Wednesday, November 21, 2007

die hard Wednesday


this is how i spent my Wednesday, wake up at five-thirty, start basketball training at 7:20, assembly at 8:00, two P.5 English lessons and two P.1 English till 11:00, then basketball trainning at recess, a P.5 G.S. lesson followed by lunch with my P.5 class, then two P.2 computer lessons and a P.5 guided studies lesson till 3:00. Next, basketball team trainning again till 5:00 and that's not it, still got meetings and when i FINALLY went back to my desk, it's 6:30. feels very suicidal.

Tuesday, November 20, 2007

need some air



recently i have the feeling that everything is just tended to happen against my will, it almost made me suffocate. i am trying very hard to make things bettter, it has taken all of my energy and patience, but i just coudn't believe how useless i am, everthings just seems to be the same, and i feel like no one know all the hard work, all the heart that i have put in... when will this shadow be gone? i really can't figure out what to do next, i believe what i ask for is not selfish, i just want to help, to ease the pain, but why am i feeling like i am taking all the shit from things i haven't done? what scares me the most is that, similar things have happened, history is not going to repeat, is it? just shed me some light, i need some air...

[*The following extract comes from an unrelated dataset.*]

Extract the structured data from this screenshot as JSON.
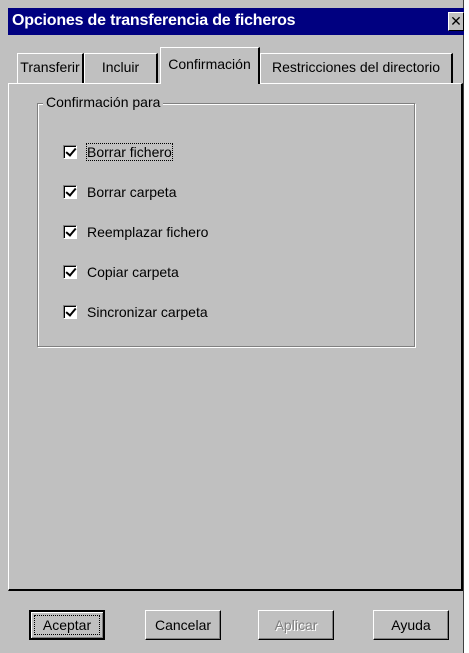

p.s. even when i am at work, i'm already fed up with the things around, so i rather find a secret spot to hide...

Sunday, November 18, 2007

the weakness in me


energy level is real low, has almost use up all i've got left, need love, need a hug, need security to cure the weakness in me. work, stress, illness, boredom, deserted, frustration, hate myself like this...

Friday, November 16, 2007

that's all i want



the simplest thing is sometimes the hardest thing to get, and that's all i want, quiet time, quality time, just the two of us

Thursday, November 15, 2007

breaking the habit


it's an old saying but it can't be any truer, 'life ain't easy'. things aren't always go as we like, and work sucks most of the time and boss are mostly shithead but LIFE GOES ON, we just have to learn to roll with it. i know i can't figure it all out yet, but i do starting to learn to look for the good things in every shity little thing, enjoy life and enjoy the things that are dear to you. at least you got something, always remember that. breaking the habit, live a new life.

p.s. for those of you who can't understand what the hack i am writing, it's ok, just don't give a shit. this is a public private message. peace.

Tuesday, November 06, 2007

have you ever visit this Ocean Park and Disneyland?

In this Ocean Park, pandas are actually riding on jelly fish.

And Mickey Mouse looking like a cat in this Disneyland

What are we feeding our kids?

Monday, November 05, 2007

Mudman



recently, i have caught a diesease. It's called the 'broke every watch you love' disease. Yep, I have continuously broke all the watches i love and i am so depressed to get them fixed, worrying that the watch-fixing guy tell me my watch is dead and can't be fixed. So, I went on a two weeks journey without wearing a watch, without knowing the time... Until, ZOE bought me this Mudman! The very tough Mudman that i believe can survive my disease. Hang in there, and thanks, Zoe.

Sunday, November 04, 2007

lost memories


just bought the new album from backstreet boys/backstreet man, it reminds me lots of memories, memories from the past, and letting me realize how far i have come all these years. Seize the day.

Friday, November 02, 2007

great fashion sense



ladies and gentleman, he may be the next Tom Ford.great fashion sense, and did a nice job of mix and match. First of all, long sleeve sweat shirt inside with short sleeve uniform outside, nice layering! Then mix with winter sports trousers, great creativity! Finally, match with a pair of old school black sneakers. A master piece!

Thursday, November 01, 2007

tired body, restless mind



still bordered by these thousands voices inside, although work have been exhausting recently, still can't take my mind of it. but tonight went to this concert with my love one, surprisingly makes me feel much better, not bad to start a new month on the first of november, two thousand and seven, i believe things are gonna get better!! don't let me down.